C'était ce samedi, à 13h30, dans une
salle louée à Paris dont l'adresse est tenue secrète pour des questions de
sécurité. Preuve que cet islam progressiste n'est pas toléré auprès de
mouvements fondamentalistes. L'imame, Anne-Sophie Monsinay, a d'ailleurs fait
part d'attaques, « heureusement moins nombreuses que les encouragements ». «
Exceptionnellement, ce temps de prières a lieu un samedi car nous n'avons pas
pu l'organiser un vendredi pour des raisons logistiques. Tous les autres
rendez-vous, qui se tiendront une fois par mois dans d'autres lieux, se
dérouleront le vendredi soir selon le format traditionnel du culte », précise
Eva Janadin.
Pour la première fois en France, l’imam est une femme

Le temps est comme suspendu à cet instant précis. Dès les
premiers échos de l'appel à la prière, les 70 fidèles sont saisis par cette
voix éblouissante qui répète en arabe : « Dieu est le plus grand. » Une voix
qui, pour la première fois en France, est féminine. Une voix qui pose
définitivement ce moment historique que représente cette première prière mixte
dirigée par deux femmes imames, Anne-Sophie Monsinay et Eva Janadin, à la fois
« stressées et heureuses ».
Totale mixité
Dans un second temps, les deux imames
envisagent de trouver un lieu fixe qui deviendrait le premier lieu de culte
musulman dirigé par des femmes. S'il n'existe pas encore, il a déjà un nom : la
mosquée Simorgh, du nom d'un oiseau mythologique que l'on retrouve chez le
poète soufi iranien, Attar. Dans ses écrits, la quête de cet oiseau permettrait
de trouver son « moi » profond.
Cet islam progressiste est fondé sur
quatre grands principes : l'égalité entre les femmes et les hommes d'abord.
Toute femme qui le désire peut ainsi devenir imame, prêcher et prier avec les
hommes dans la même salle sans hiérarchie spatiale et dans une totale mixité.
Ce samedi, c'est bien le cas. Femmes et hommes prient les uns à côté des
autres, dans une quasi-parité. Second principe : la liberté de porter ou non le
voile « qui relève du choix personnel », insiste Eva Janadin. De fait, pour la
première, moins d'une dizaine de femmes ont choisi de se couvrir les cheveux.

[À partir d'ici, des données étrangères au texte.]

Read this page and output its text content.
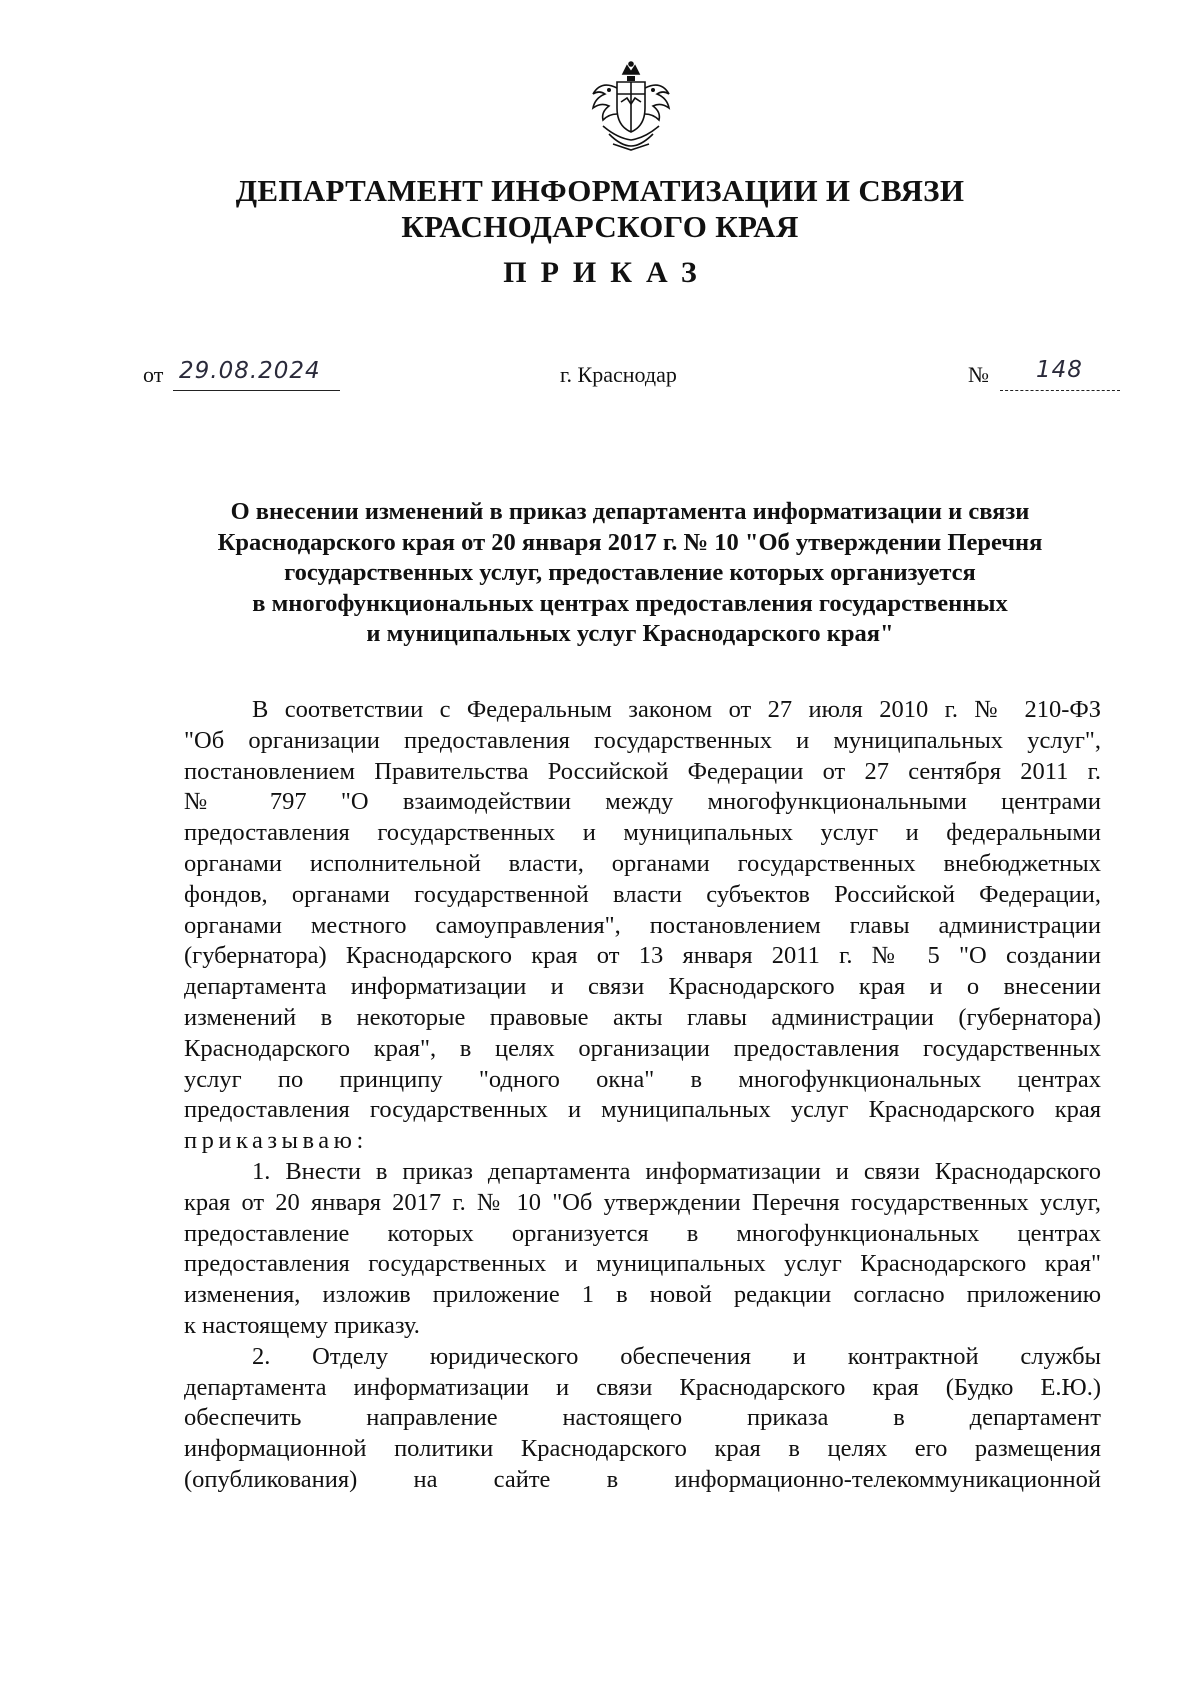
ДЕПАРТАМЕНТ ИНФОРМАТИЗАЦИИ И СВЯЗИ
КРАСНОДАРСКОГО КРАЯ
ПРИКАЗ
от 29.08.2024	г. Краснодар	№ 148
О внесении изменений в приказ департамента информатизации и связи
Краснодарского края от 20 января 2017 г. № 10 "Об утверждении Перечня
государственных услуг, предоставление которых организуется
в многофункциональных центрах предоставления государственных
и муниципальных услуг Краснодарского края"
В соответствии с Федеральным законом от 27 июля 2010 г. № 210-ФЗ
"Об организации предоставления государственных и муниципальных услуг",
постановлением Правительства Российской Федерации от 27 сентября 2011 г.
№ 797 "О взаимодействии между многофункциональными центрами
предоставления государственных и муниципальных услуг и федеральными
органами исполнительной власти, органами государственных внебюджетных
фондов, органами государственной власти субъектов Российской Федерации,
органами местного самоуправления", постановлением главы администрации
(губернатора) Краснодарского края от 13 января 2011 г. № 5 "О создании
департамента информатизации и связи Краснодарского края и о внесении
изменений в некоторые правовые акты главы администрации (губернатора)
Краснодарского края", в целях организации предоставления государственных
услуг по принципу "одного окна" в многофункциональных центрах
предоставления государственных и муниципальных услуг Краснодарского края
приказываю:
1. Внести в приказ департамента информатизации и связи Краснодарского
края от 20 января 2017 г. № 10 "Об утверждении Перечня государственных услуг,
предоставление которых организуется в многофункциональных центрах
предоставления государственных и муниципальных услуг Краснодарского края"
изменения, изложив приложение 1 в новой редакции согласно приложению
к настоящему приказу.
2. Отделу юридического обеспечения и контрактной службы
департамента информатизации и связи Краснодарского края (Будко Е.Ю.)
обеспечить направление настоящего приказа в департамент
информационной политики Краснодарского края в целях его размещения
(опубликования) на сайте в информационно-телекоммуникационной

Deux enseignantes converties à l'islam
La voix de l'adhan (appel à la prière),
c'est celle d'Anne-Sophie, 29 ans, professeure de musique. Avant elle, Eva, 30
ans, professeure d'histoire, a fait les salutations : « que la paix, la
miséricorde et les bénédictions de Dieu soient avec vous ». Converties depuis
une dizaine d'années, elles sont les fondatrices de l'association cultuelle,
née en 2018 : Voix d'un islam éclairé (VIE), qui compte actuellement 200
adhérents. C'est via ce réseau que les fidèles se sont déplacés en nombre pour
cette première rencontre. Faute de places, certains sont restés à la porte.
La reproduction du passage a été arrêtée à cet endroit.